There was no place to stay in Onaway itself, and I had found us an Airbnb in the unfortunately-named town of Indian River, about twenty minutes away.  We'd driven through Indian River on our way to Mackinaw, in fact, and had even eaten at a restaurant there a couple times, but had never spent significant time there.

The Airbnb turned out to be a studio apartment that had once been the host's attached garage, and it was very nice and exactly what we needed.  We explored the town a little and got ice cream at a charming ice cream and candy store on the main street.  We also stumbled across Burt Lake entirely by accident.

Burt Lake has been a resort area since at least 1910.  It's an enormous lake that connects to another lake, that connects to yet another lake, which finally connects to Lake Michigan.  Burt Lake is large and clear, with a delightful public beach just a few blocks from downtown Indian River.  Darwin and I got there as the sun was setting in a spectacular blaze of red and pink and orange.  A quay juts out into the lake, and we walked down it, enjoying it very much.

Cottages and vacation homes of all sizes ring Burt Lake, and you can see by the architecture that most of them went up in the 1910s and 20s, though they've been meticulously maintained and updated.  Back in those days, it was the thing to board a steamer and chug around the network of lakes, as many publicly-displayed photos of women in long skirts and tiny hats and men in high collars and tweed jackets attest.  It was also common to tie a string of rowboats behind the steamers for the more daring among the vacationers.  As a result of all the boating and of the river that divides the land into a series of tiny islands near the lake, there's a series of little canals and eddies and streams (both natural and artificial) around the area that are crying to be explored on a kayak or canoe.  Darwin and I were completely charmed and we both agreed that our next trip to northern Michigan would be to Indian River so we could swim and boat and explore to our heart's content.
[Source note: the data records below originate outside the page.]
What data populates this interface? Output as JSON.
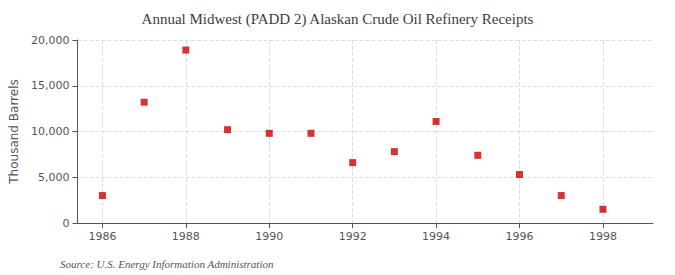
{
  "chart_data": {
    "type": "scatter",
    "title": "Annual Midwest (PADD 2) Alaskan Crude Oil Refinery Receipts",
    "ylabel": "Thousand Barrels",
    "annotation": "Source: U.S. Energy Information Administration",
    "x": [
      1986,
      1987,
      1988,
      1989,
      1990,
      1991,
      1992,
      1993,
      1994,
      1995,
      1996,
      1997,
      1998
    ],
    "values": [
      3000,
      13200,
      18900,
      10200,
      9800,
      9800,
      6600,
      7800,
      11100,
      7400,
      5300,
      3000,
      1500
    ],
    "color": "#cc0000",
    "marker": "square",
    "xlim": [
      1985.4,
      1999.2
    ],
    "xticks": [
      1986,
      1988,
      1990,
      1992,
      1994,
      1996,
      1998
    ],
    "ylim": [
      0,
      20000
    ],
    "yticks": [
      0,
      {
        "value": 5000,
        "label": "5,000"
      },
      {
        "value": 10000,
        "label": "10,000"
      },
      {
        "value": 15000,
        "label": "15,000"
      },
      {
        "value": 20000,
        "label": "20,000"
      }
    ],
    "grid": true
  }
}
We conked out hard at the Airbnb, and in the morning we had a delicious breakfast at a very nice café, where we people-watched an elderly Amish couple, a group of good-old-boys, and a breathtakingly handsome young man who looked like Clark Kent in a ball cap.  He arrived alone, ate alone, and left alone.  We wondered what his story was.

And then it was home.  For all that it was for a sad reason, the trip was a fine one.